Time frequency analysis

Time-frequency representations of power and ITPC were computed using the Stockwell transform (S-transform) as implemented in the MNE-Python package. The S-transform was applied across a frequency range of 1–85 Hz, with a width parameter of 0.5 to balance temporal and frequency resolution. For both power and ITPC analyses, the temporal resolution was reduced by a factor of 3 (decim = 3) to enhance computational efficiency. Power spectrograms were calculated as the squared magnitude of the S-transform coefficients and then converted to decibels (dB) using a log-ratio transformation relative to a baseline period of -4.5 to -0.75 s in Experiment 2. ITPC was computed by first normalizing the complex S-transform coefficients to unit magnitude for each trial and then averaging these normalized coefficients across trials. This resulted in a measure of phase consistency ranging from 0 to 1.

Source level analysis

In this study, we applied the Dynamic Imaging of Coherent Sources (DICS) beamformer method (as implemented in MNE-Python) to localize induced gamma-band activity (38–42 Hz) of unimodal stimuli (Experiment 1) to cortical regions. First, we loaded epoched EEG data from − 1 to 3 s relative to stimulus onset and co-registered these data to the fsaverage template brain (Freesurfer) by computing a forward solution, ensuring consistency across participants. We then computed cross-spectral density (CSD) matrices using Morlet wavelets (decimated by a factor of 20), and optimized the DICS filter parameters by conducting an exhaustive search over multiple regularization values combined with five-fold cross-validation.
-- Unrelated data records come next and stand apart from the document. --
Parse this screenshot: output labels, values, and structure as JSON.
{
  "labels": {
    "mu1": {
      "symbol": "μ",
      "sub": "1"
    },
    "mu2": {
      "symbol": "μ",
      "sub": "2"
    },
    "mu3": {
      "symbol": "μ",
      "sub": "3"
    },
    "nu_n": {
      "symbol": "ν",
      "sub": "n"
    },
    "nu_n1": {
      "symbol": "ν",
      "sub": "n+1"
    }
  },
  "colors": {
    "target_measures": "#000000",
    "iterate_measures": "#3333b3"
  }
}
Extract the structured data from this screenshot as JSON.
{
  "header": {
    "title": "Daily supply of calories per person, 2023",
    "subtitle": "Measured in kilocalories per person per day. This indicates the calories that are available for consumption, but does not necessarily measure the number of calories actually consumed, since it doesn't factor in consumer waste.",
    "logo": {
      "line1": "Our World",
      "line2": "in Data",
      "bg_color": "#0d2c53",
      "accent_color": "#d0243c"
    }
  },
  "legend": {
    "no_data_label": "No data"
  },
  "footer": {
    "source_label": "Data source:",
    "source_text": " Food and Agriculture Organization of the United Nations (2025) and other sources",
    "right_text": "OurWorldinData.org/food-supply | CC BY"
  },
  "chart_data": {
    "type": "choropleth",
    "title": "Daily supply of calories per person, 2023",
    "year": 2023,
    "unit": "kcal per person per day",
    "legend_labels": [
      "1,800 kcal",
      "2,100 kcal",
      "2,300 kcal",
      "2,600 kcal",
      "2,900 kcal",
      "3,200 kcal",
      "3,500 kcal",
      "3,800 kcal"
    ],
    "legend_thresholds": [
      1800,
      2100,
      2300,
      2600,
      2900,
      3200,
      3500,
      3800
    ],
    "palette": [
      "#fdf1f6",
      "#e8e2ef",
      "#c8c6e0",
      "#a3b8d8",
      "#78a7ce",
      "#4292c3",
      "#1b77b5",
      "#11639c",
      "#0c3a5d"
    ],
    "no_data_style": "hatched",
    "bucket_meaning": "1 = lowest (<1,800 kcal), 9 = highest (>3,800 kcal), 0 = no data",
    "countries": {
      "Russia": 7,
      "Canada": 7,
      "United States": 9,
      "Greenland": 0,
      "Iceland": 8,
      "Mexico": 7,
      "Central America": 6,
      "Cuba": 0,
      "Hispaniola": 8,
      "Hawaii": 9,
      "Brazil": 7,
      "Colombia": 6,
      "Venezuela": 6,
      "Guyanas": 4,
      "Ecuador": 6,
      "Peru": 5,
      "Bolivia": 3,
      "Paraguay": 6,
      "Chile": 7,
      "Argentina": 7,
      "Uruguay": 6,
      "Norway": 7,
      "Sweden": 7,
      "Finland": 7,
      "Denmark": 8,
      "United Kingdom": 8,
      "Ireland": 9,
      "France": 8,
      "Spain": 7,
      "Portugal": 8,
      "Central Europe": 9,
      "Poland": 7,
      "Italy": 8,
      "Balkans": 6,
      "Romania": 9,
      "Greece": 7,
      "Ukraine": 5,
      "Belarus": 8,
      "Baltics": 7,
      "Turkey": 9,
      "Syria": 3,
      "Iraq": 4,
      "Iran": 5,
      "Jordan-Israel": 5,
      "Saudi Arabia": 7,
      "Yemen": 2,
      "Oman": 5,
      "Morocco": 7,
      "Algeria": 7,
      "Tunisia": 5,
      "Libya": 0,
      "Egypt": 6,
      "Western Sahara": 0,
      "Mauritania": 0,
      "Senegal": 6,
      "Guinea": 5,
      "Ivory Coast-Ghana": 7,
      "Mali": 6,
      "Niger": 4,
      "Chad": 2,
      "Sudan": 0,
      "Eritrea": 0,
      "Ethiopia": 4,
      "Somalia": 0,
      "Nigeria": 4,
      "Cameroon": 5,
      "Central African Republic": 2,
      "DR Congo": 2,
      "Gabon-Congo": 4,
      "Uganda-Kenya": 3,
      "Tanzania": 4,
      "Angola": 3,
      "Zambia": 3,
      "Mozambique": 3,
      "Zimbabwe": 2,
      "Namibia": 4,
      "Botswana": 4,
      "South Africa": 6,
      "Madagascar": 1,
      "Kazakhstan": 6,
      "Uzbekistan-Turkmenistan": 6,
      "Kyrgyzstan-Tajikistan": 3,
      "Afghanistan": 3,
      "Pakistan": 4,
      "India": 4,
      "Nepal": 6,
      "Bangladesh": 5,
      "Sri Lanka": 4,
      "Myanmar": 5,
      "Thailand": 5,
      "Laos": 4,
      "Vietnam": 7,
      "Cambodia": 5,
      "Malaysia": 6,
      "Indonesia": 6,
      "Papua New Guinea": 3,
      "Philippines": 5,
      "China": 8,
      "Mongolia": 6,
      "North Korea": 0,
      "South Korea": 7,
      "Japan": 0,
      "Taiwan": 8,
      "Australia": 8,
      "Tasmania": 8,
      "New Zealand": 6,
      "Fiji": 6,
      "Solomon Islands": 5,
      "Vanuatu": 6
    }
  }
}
Using the optimal filter, we estimated source power during both the baseline (− 1 to 0 s) and activation (0.75 to 2.5 s) periods for each epoch. We then calculated the log-ratio (in decibels) of the activation power relative to baseline power and morphed these estimates to the fsaverage brain. Finally, individual source estimates were averaged to generate a grand-average source map, which served as the basis for visualizing the spatial distribution of gamma-band activity.

Statistical analysis

In this study, we employed a range of statistical tests to test the significance of change in gamma power and phase alignment from baseline, within and across conditions. We first assessed the normality of each dataset using the Shapiro-Wilk test. For paired comparisons, such as baseline versus stimulation, we used a paired t-test (or one-sample t-test if appropriate) if the data were normally distributed and a Wilcoxon signed-rank test if they were not, to calculate p-values. For comparisons between independent groups, such as two different experimental conditions, we again assessed normality and then used either an independent-samples t-test for normally distributed data or a Mann-Whitney U test for non-normally distributed data. When evaluating a single condition against a theoretical value, like a fold change of 0, we used a one-sample t-test or a Wilcoxon signed-rank test, depending on the data’s normality. Significant differences are indicated in the figures with their corresponding p-values, using asterisks to denote the level of significance (* for p < 0.05, ** for p < 0.01, *** for p < 0.001).